Interpretive Summary: Much of the cotton currently grown in the U.S. has been engineered to produce insecticidal proteins from the bacterium, Bacillus thuringiensis or Bt. These Bt proteins target major agricultural pests, including the pink bollworm, Pectinophora gossypiella. The pink bollworm is a major cotton pest shown to become resistant to Bt proteins in the laboratory and to Bt cotton in the field in India. In laboratory selected pink bollworm, three changes or mutations in a gene called cadherin are linked with resistance to Bt. Here we show that one cadherin mutation entails recent insertion an active mobile DNA element, designated CR1-1_Pg. Characterization of CR1-1_Pg revealed a number of unique properties, most importantly that it is intact and remains capable of transposition. Furthermore, other insects resistant to Bt have their cadherin gene disrupted by transposable elements, suggesting that this gene is a common target for insertion by mobile DNA. These results reveal new information regarding the underlying genetic mechanism of Bt resistance and thus provides new opportunities for resistance monitoring and the design of pest management strategies that do not favor the evolution of field-evolved resistance to Bt crops.
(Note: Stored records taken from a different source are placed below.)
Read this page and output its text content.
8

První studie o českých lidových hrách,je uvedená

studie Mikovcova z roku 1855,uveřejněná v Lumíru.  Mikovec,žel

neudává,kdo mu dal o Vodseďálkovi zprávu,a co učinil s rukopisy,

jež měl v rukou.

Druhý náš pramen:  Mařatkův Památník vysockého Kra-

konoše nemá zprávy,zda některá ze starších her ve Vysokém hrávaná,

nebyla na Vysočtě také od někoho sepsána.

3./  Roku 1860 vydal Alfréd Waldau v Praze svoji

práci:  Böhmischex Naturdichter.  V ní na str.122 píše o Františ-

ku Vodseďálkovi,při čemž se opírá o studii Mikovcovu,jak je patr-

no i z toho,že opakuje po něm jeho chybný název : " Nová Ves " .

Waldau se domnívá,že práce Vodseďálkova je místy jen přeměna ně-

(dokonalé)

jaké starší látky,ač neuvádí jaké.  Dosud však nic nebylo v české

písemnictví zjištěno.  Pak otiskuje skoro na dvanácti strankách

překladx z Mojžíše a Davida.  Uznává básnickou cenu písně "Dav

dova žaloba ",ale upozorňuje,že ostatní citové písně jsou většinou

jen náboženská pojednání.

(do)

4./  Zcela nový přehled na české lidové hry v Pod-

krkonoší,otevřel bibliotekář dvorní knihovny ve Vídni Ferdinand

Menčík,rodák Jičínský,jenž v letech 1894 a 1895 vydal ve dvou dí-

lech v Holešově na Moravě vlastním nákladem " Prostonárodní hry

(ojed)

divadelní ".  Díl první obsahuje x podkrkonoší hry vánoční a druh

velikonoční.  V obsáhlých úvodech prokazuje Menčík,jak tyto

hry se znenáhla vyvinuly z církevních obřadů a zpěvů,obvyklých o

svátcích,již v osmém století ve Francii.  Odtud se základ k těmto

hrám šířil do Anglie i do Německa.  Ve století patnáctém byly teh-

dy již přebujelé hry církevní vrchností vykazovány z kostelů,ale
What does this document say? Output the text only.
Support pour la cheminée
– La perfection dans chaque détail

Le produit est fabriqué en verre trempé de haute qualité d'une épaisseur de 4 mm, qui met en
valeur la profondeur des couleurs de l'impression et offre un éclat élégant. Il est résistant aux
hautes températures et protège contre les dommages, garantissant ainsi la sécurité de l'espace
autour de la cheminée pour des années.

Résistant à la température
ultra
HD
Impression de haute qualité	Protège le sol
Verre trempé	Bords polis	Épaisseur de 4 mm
Technical Abstract: Three mutations in the Pectinophora gossypiella cadherin gene PgCad1 are linked to resistance to Bacillus thuringiensis (Bt) toxin Cry1Ac. Here we show that the r3 mutation entails recent insertion into PgCad1 of an active chicken repeat (CR1) retrotransposon, designated CR1-1_Pg. Unlike most other CR1 elements, CR1-1_Pg is intact, transcribed by a flanking promoter, contains target site duplications, and has a relatively low number of copies. Examination of transcripts from the PgCad1 locus reveals CR1-1_Pg disrupts both the cadherin protein and a long non-coding RNA of unknown function. These findings bring the current total number of cadherin alleles disrupted by transposable elements and linked with Bt resistance to eight out of twelve in three lepidopteran species, indicating that the cadherin locus is a common target for disruption by transposable elements.